Member of the Illinois General Assembly from White County
- In office 1834 – February 3, 1835
- Preceded by: John C. Goudy
- Succeeded by: Edwin B. Webb

Member of the Illinois Senate
- In office 1828–1832
- Preceded by: Daniel Hay
- Succeeded by: William H. Davidson

Member of the Illinois General Assembly from White County
- In office 1824–1828
- Preceded by: John Emmett
- Succeeded by: Josiah Stewart

Member of the Illinois General Assembly from White County
- In office 1818–1820
- Preceded by: Constituency established
- Succeeded by: George R. Logan

Personal details
- Born: 1771 Kentucky, U.S.
- Died: February 3, 1835 (aged 63–64) Vandalia, Illinois, U.S.

Military service
- Allegiance: Price's Battalion of Mounted Volunteers
- Battles/wars: War of 1812 Battle of Fallen Timbers Tecumseh's War Black Hawk War

= William McHenry =

American politician

William McHenry was an American politician and military leader.

== Early life ==
McHenry was born in Kentucky in 1771.

== Career ==
McHenry served as a lieutenant in Price's Battalion of Mounted Volunteers and participated at the Battle of Fallen Timbers in 1794, near modern Toledo, Ohio.

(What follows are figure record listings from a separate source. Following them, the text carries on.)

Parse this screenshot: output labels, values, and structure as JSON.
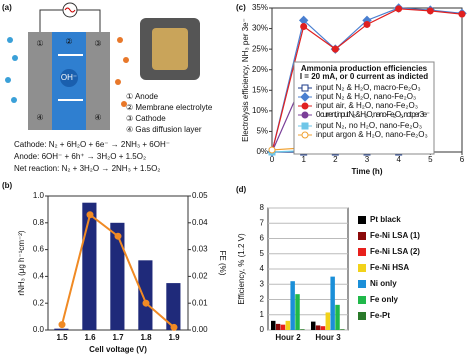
{
  "diagram": {
    "panel_label": "(a)",
    "membrane_label": "OH⁻",
    "layer_numbers": [
      "①",
      "②",
      "③",
      "④",
      "④"
    ],
    "legend": [
      "① Anode",
      "② Membrane electrolyte",
      "③ Cathode",
      "④ Gas diffusion layer"
    ],
    "equations": [
      "Cathode: N₂ + 6H₂O + 6e⁻ → 2NH₃ + 6OH⁻",
      "Anode: 6OH⁻ + 6h⁺ → 3H₂O + 1.5O₂",
      "Net reaction: N₂ + 3H₂O → 2NH₃ + 1.5O₂"
    ]
  },
  "chart_data": [
    {
      "type": "bar",
      "panel_label": "(b)",
      "xlabel": "Cell voltage (V)",
      "ylabel": "rNH₃ (μg h⁻¹cm⁻²)",
      "y2label": "FE (%)",
      "categories": [
        "1.5",
        "1.6",
        "1.7",
        "1.8",
        "1.9"
      ],
      "series": [
        {
          "color": "#1f2a7a",
          "values": [
            0.01,
            0.95,
            0.8,
            0.52,
            0.35
          ]
        },
        {
          "color": "#f08a24",
          "values": [
            0.002,
            0.043,
            0.035,
            0.01,
            0.001
          ],
          "axis": "y2"
        }
      ],
      "ylim": [
        0,
        1
      ],
      "yticks": [
        {
          "value": 0,
          "label": "0.0"
        },
        0.2,
        0.4,
        0.6,
        0.8,
        {
          "value": 1,
          "label": "1.0"
        }
      ],
      "y2lim": [
        0,
        0.05
      ],
      "y2ticks": [
        {
          "value": 0,
          "label": "0.00"
        },
        0.01,
        0.02,
        0.03,
        0.04,
        0.05
      ],
      "grid": false
    },
    {
      "type": "line",
      "panel_label": "(c)",
      "xlabel": "Time (h)",
      "ylabel": "Electrolysis efficiency, NH₃ per 3e⁻",
      "x": [
        0,
        1,
        2,
        3,
        4,
        5,
        6
      ],
      "xlim": [
        0,
        6
      ],
      "xticks": [
        0,
        1,
        2,
        3,
        4,
        5,
        6
      ],
      "ylim": [
        0,
        35
      ],
      "yticks": [
        {
          "value": 0,
          "label": "0%"
        },
        {
          "value": 5,
          "label": "5%"
        },
        {
          "value": 10,
          "label": "10%"
        },
        {
          "value": 15,
          "label": "15%"
        },
        {
          "value": 20,
          "label": "20%"
        },
        {
          "value": 25,
          "label": "25%"
        },
        {
          "value": 30,
          "label": "30%"
        },
        {
          "value": 35,
          "label": "35%"
        }
      ],
      "legend": "center",
      "legend_title": [
        "Ammonia production efficiencies",
        "I = 20 mA, or 0 current as indicted"
      ],
      "series": [
        {
          "name": "input N₂ & H₂O, macro-Fe₂O₃",
          "color": "#1a3a8a",
          "marker": "square",
          "open": true,
          "values": [
            0,
            0,
            0,
            0,
            0,
            null,
            null
          ]
        },
        {
          "name": "input N₂ & H₂O, nano-Fe₂O₃",
          "color": "#4a7fd0",
          "marker": "diamond",
          "open": false,
          "values": [
            0,
            32,
            25,
            32,
            35,
            34.5,
            33.7
          ]
        },
        {
          "name": "input air, & H₂O, nano-Fe₂O₃",
          "color": "#e02020",
          "marker": "circle",
          "open": false,
          "values": [
            0,
            30.5,
            25,
            31,
            34.8,
            34.3,
            33.5
          ]
        },
        {
          "name": "0 current, input N₂ & H₂O, nano-Fe₂O₃, not per 3e⁻",
          "color": "#7a3f98",
          "marker": "circle",
          "open": false,
          "values": [
            0,
            17.5,
            18,
            6,
            4,
            null,
            null
          ]
        },
        {
          "name": "input N₂, no H₂O, nano-Fe₂O₃",
          "color": "#6ec6e8",
          "marker": "square",
          "open": false,
          "values": [
            0,
            0.3,
            0.3,
            0.3,
            0.3,
            null,
            null
          ]
        },
        {
          "name": "input argon & H₂O, nano-Fe₂O₃",
          "color": "#f0a030",
          "marker": "circle",
          "open": true,
          "values": [
            0.5,
            1,
            1,
            1.7,
            1.2,
            null,
            null
          ]
        }
      ]
    },
    {
      "type": "bar",
      "panel_label": "(d)",
      "ylabel": "Efficiency, % (1.2 V)",
      "categories": [
        "Hour 2",
        "Hour 3"
      ],
      "ylim": [
        0,
        8
      ],
      "yticks": [
        0,
        1,
        2,
        3,
        4,
        5,
        6,
        7,
        8
      ],
      "grid": true,
      "legend": "right",
      "series": [
        {
          "name": "Pt black",
          "color": "#000000",
          "values": [
            0.6,
            0.55
          ]
        },
        {
          "name": "Fe-Ni LSA (1)",
          "color": "#8b0a0a",
          "values": [
            0.4,
            0.3
          ]
        },
        {
          "name": "Fe-Ni LSA (2)",
          "color": "#e8201c",
          "values": [
            0.35,
            0.25
          ]
        },
        {
          "name": "Fe-Ni HSA",
          "color": "#f2d21a",
          "values": [
            0.6,
            1.15
          ]
        },
        {
          "name": "Ni only",
          "color": "#1b8fd8",
          "values": [
            3.2,
            3.5
          ]
        },
        {
          "name": "Fe only",
          "color": "#20b84a",
          "values": [
            2.35,
            1.65
          ]
        },
        {
          "name": "Fe-Pt",
          "color": "#2a7a2a",
          "values": [
            0.05,
            0.05
          ]
        }
      ]
    }
  ]
}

McHenry moved from Henderson County, Kentucky, in 1810. The family settled in what is now White County, Illinois, along the trail between the salt works near Old Shawneetown, Illinois, and Forts of Vincennes, Indiana.

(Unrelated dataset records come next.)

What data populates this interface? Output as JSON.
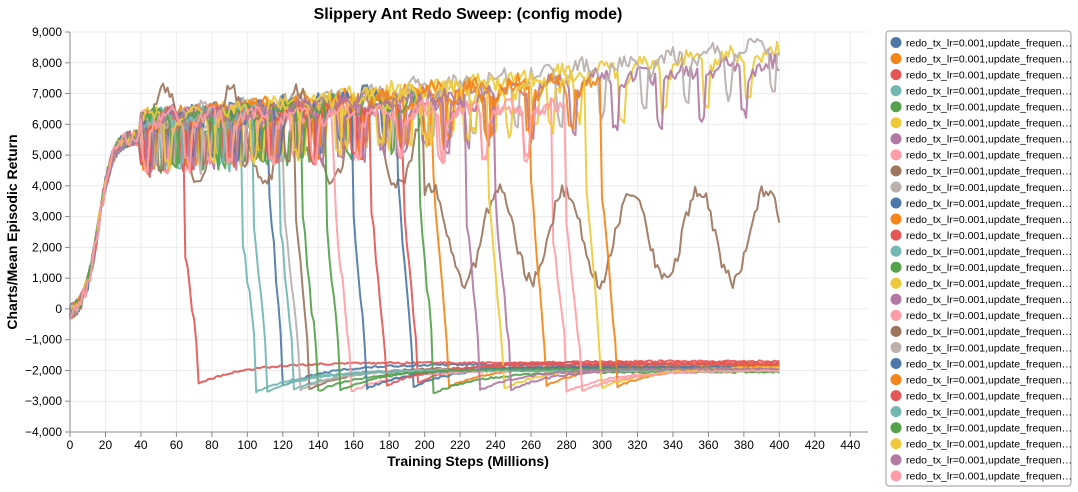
{
  "chart_data": {
    "type": "line",
    "title": "Slippery Ant Redo Sweep: (config mode)",
    "xlabel": "Training Steps (Millions)",
    "ylabel": "Charts/Mean Episodic Return",
    "xlim": [
      0,
      450
    ],
    "ylim": [
      -4000,
      9000
    ],
    "x_ticks": [
      0,
      20,
      40,
      60,
      80,
      100,
      120,
      140,
      160,
      180,
      200,
      220,
      240,
      260,
      280,
      300,
      320,
      340,
      360,
      380,
      400,
      420,
      440
    ],
    "x_tick_labels": [
      "0",
      "20",
      "40",
      "60",
      "80",
      "100",
      "120",
      "140",
      "160",
      "180",
      "200",
      "220",
      "240",
      "260",
      "280",
      "300",
      "320",
      "340",
      "360",
      "380",
      "400",
      "420",
      "440"
    ],
    "y_ticks": [
      -4000,
      -3000,
      -2000,
      -1000,
      0,
      1000,
      2000,
      3000,
      4000,
      5000,
      6000,
      7000,
      8000,
      9000
    ],
    "y_tick_labels": [
      "−4,000",
      "−3,000",
      "−2,000",
      "−1,000",
      "0",
      "1,000",
      "2,000",
      "3,000",
      "4,000",
      "5,000",
      "6,000",
      "7,000",
      "8,000",
      "9,000"
    ],
    "grid": true,
    "legend_position": "right",
    "series": [
      {
        "name": "redo_tx_lr=0.001,update_frequen…",
        "color": "#4c78a8",
        "collapse_at": 112,
        "peak_end": 7700,
        "end_value": -1800
      },
      {
        "name": "redo_tx_lr=0.001,update_frequen…",
        "color": "#f58518",
        "collapse_at": 205,
        "peak_end": 7800,
        "end_value": -1850
      },
      {
        "name": "redo_tx_lr=0.001,update_frequen…",
        "color": "#e45756",
        "collapse_at": 64,
        "peak_end": 6000,
        "end_value": -1750
      },
      {
        "name": "redo_tx_lr=0.001,update_frequen…",
        "color": "#72b7b2",
        "collapse_at": 97,
        "peak_end": 6200,
        "end_value": -2000
      },
      {
        "name": "redo_tx_lr=0.001,update_frequen…",
        "color": "#54a24b",
        "collapse_at": 131,
        "peak_end": 6800,
        "end_value": -2000
      },
      {
        "name": "redo_tx_lr=0.001,update_frequen…",
        "color": "#eeca3b",
        "collapse_at": null,
        "peak_end": 7900,
        "end_value": 7900
      },
      {
        "name": "redo_tx_lr=0.001,update_frequen…",
        "color": "#b279a2",
        "collapse_at": null,
        "peak_end": 7500,
        "end_value": 7450
      },
      {
        "name": "redo_tx_lr=0.001,update_frequen…",
        "color": "#ff9da6",
        "collapse_at": 272,
        "peak_end": 6200,
        "end_value": -2000
      },
      {
        "name": "redo_tx_lr=0.001,update_frequen…",
        "color": "#9d755d",
        "collapse_at": null,
        "peak_end": 5200,
        "end_value": 3500
      },
      {
        "name": "redo_tx_lr=0.001,update_frequen…",
        "color": "#bab0ac",
        "collapse_at": null,
        "peak_end": 8100,
        "end_value": 8050
      },
      {
        "name": "redo_tx_lr=0.001,update_frequen…",
        "color": "#4c78a8",
        "collapse_at": 185,
        "peak_end": 7800,
        "end_value": -1850
      },
      {
        "name": "redo_tx_lr=0.001,update_frequen…",
        "color": "#f58518",
        "collapse_at": 260,
        "peak_end": 7700,
        "end_value": -1800
      },
      {
        "name": "redo_tx_lr=0.001,update_frequen…",
        "color": "#e45756",
        "collapse_at": 188,
        "peak_end": 7000,
        "end_value": -1700
      },
      {
        "name": "redo_tx_lr=0.001,update_frequen…",
        "color": "#72b7b2",
        "collapse_at": 118,
        "peak_end": 6800,
        "end_value": -1950
      },
      {
        "name": "redo_tx_lr=0.001,update_frequen…",
        "color": "#54a24b",
        "collapse_at": 197,
        "peak_end": 7200,
        "end_value": -2050
      },
      {
        "name": "redo_tx_lr=0.001,update_frequen…",
        "color": "#eeca3b",
        "collapse_at": 236,
        "peak_end": 7700,
        "end_value": -1900
      },
      {
        "name": "redo_tx_lr=0.001,update_frequen…",
        "color": "#b279a2",
        "collapse_at": 240,
        "peak_end": 7100,
        "end_value": -1950
      },
      {
        "name": "redo_tx_lr=0.001,update_frequen…",
        "color": "#ff9da6",
        "collapse_at": 150,
        "peak_end": 6600,
        "end_value": -2000
      },
      {
        "name": "redo_tx_lr=0.001,update_frequen…",
        "color": "#9d755d",
        "collapse_at": 127,
        "peak_end": 6700,
        "end_value": -1900
      },
      {
        "name": "redo_tx_lr=0.001,update_frequen…",
        "color": "#bab0ac",
        "collapse_at": 121,
        "peak_end": 6900,
        "end_value": -1950
      },
      {
        "name": "redo_tx_lr=0.001,update_frequen…",
        "color": "#4c78a8",
        "collapse_at": 159,
        "peak_end": 7300,
        "end_value": -1900
      },
      {
        "name": "redo_tx_lr=0.001,update_frequen…",
        "color": "#f58518",
        "collapse_at": 300,
        "peak_end": 7400,
        "end_value": -1850
      },
      {
        "name": "redo_tx_lr=0.001,update_frequen…",
        "color": "#e45756",
        "collapse_at": 170,
        "peak_end": 6900,
        "end_value": -1800
      },
      {
        "name": "redo_tx_lr=0.001,update_frequen…",
        "color": "#72b7b2",
        "collapse_at": 103,
        "peak_end": 6500,
        "end_value": -2000
      },
      {
        "name": "redo_tx_lr=0.001,update_frequen…",
        "color": "#54a24b",
        "collapse_at": 144,
        "peak_end": 6900,
        "end_value": -1950
      },
      {
        "name": "redo_tx_lr=0.001,update_frequen…",
        "color": "#eeca3b",
        "collapse_at": 291,
        "peak_end": 7600,
        "end_value": -1900
      },
      {
        "name": "redo_tx_lr=0.001,update_frequen…",
        "color": "#b279a2",
        "collapse_at": 223,
        "peak_end": 7000,
        "end_value": -1950
      },
      {
        "name": "redo_tx_lr=0.001,update_frequen…",
        "color": "#ff9da6",
        "collapse_at": 280,
        "peak_end": 6300,
        "end_value": -2000
      }
    ]
  }
}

In 1811, McHenry served in the Illinois Militia during Tecumseh's War, which culminated in the Battle of Tippecanoe in the Indiana Territory. After the outbreak of the War of 1812, he participated in the attack on the Native American village at Peoria, which was allied with the British.

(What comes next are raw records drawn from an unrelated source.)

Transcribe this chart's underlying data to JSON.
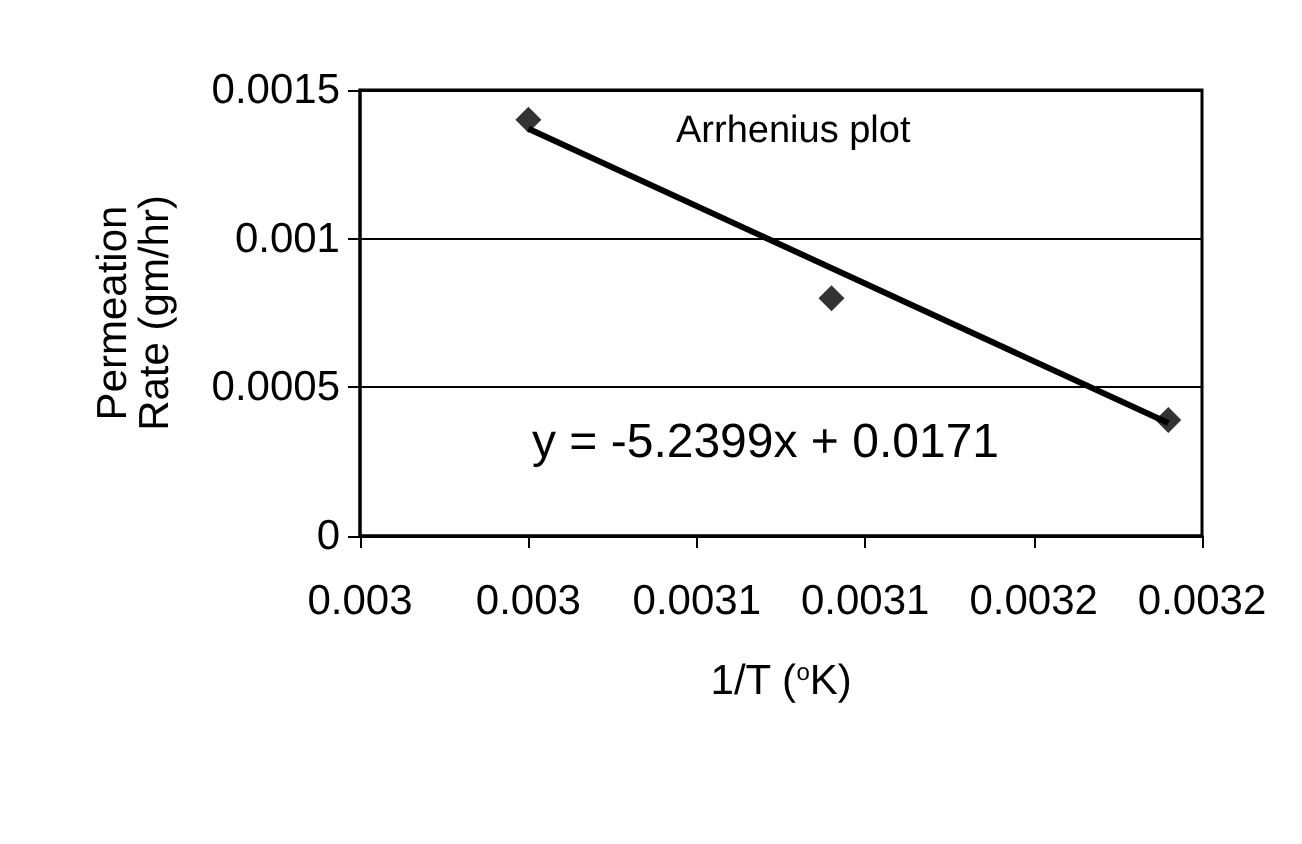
{
  "chart_data": {
    "type": "scatter",
    "xlabel": "1/T ($^{o}$K)",
    "ylabel": "Permeation\nRate (gm/hr)",
    "annotations": [
      "Arrhenius plot",
      "y = -5.2399x + 0.0171"
    ],
    "xlim": [
      0.00295,
      0.0032
    ],
    "xticks": [
      {
        "value": 0.00295,
        "label": "0.003"
      },
      {
        "value": 0.003,
        "label": "0.003"
      },
      {
        "value": 0.00305,
        "label": "0.0031"
      },
      {
        "value": 0.0031,
        "label": "0.0031"
      },
      {
        "value": 0.00315,
        "label": "0.0032"
      },
      {
        "value": 0.0032,
        "label": "0.0032"
      }
    ],
    "ylim": [
      0,
      0.0015
    ],
    "yticks": [
      0,
      0.0005,
      0.001,
      0.0015
    ],
    "grid": "y",
    "series": [
      {
        "marker": "diamond",
        "color": "#000000",
        "x": [
          0.003,
          0.00309,
          0.00319
        ],
        "values": [
          0.0014,
          0.0008,
          0.00039
        ]
      },
      {
        "type": "line",
        "marker": "none",
        "color": "#000000",
        "x": [
          0.003,
          0.00319
        ],
        "values": [
          0.00137,
          0.00038
        ]
      }
    ]
  }
}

McHenry served as a major, leading the Mounted Spies, in the Black Hawk War in 1832. He became ill during the campaign.

=== Politics ===
McHenry was a delegate to the Illinois Constitutional Convention in 1818. McHenry was elected as a state representative representing White County to the 1st, 4th, and 5th General Assemblies; as a state senator representing White County in the 6th and 7th General Assemblies; and last again as a state representative representing White County in the 9th General Assembly.

McHenry died during his last term as state representative in 1835.

== Personal life ==
He married Hannah Ruth Blackford in the late 1790s in Logan County, Kentucky.

McHenry died on February 3, 1835, in a boarding house in Vandalia, Illinois, which was then the location of the state capitol.

== Legacy ==
McHenry is the namesake of McHenry County and McHenry, Illinois, located in the northwest suburbs of Chicago.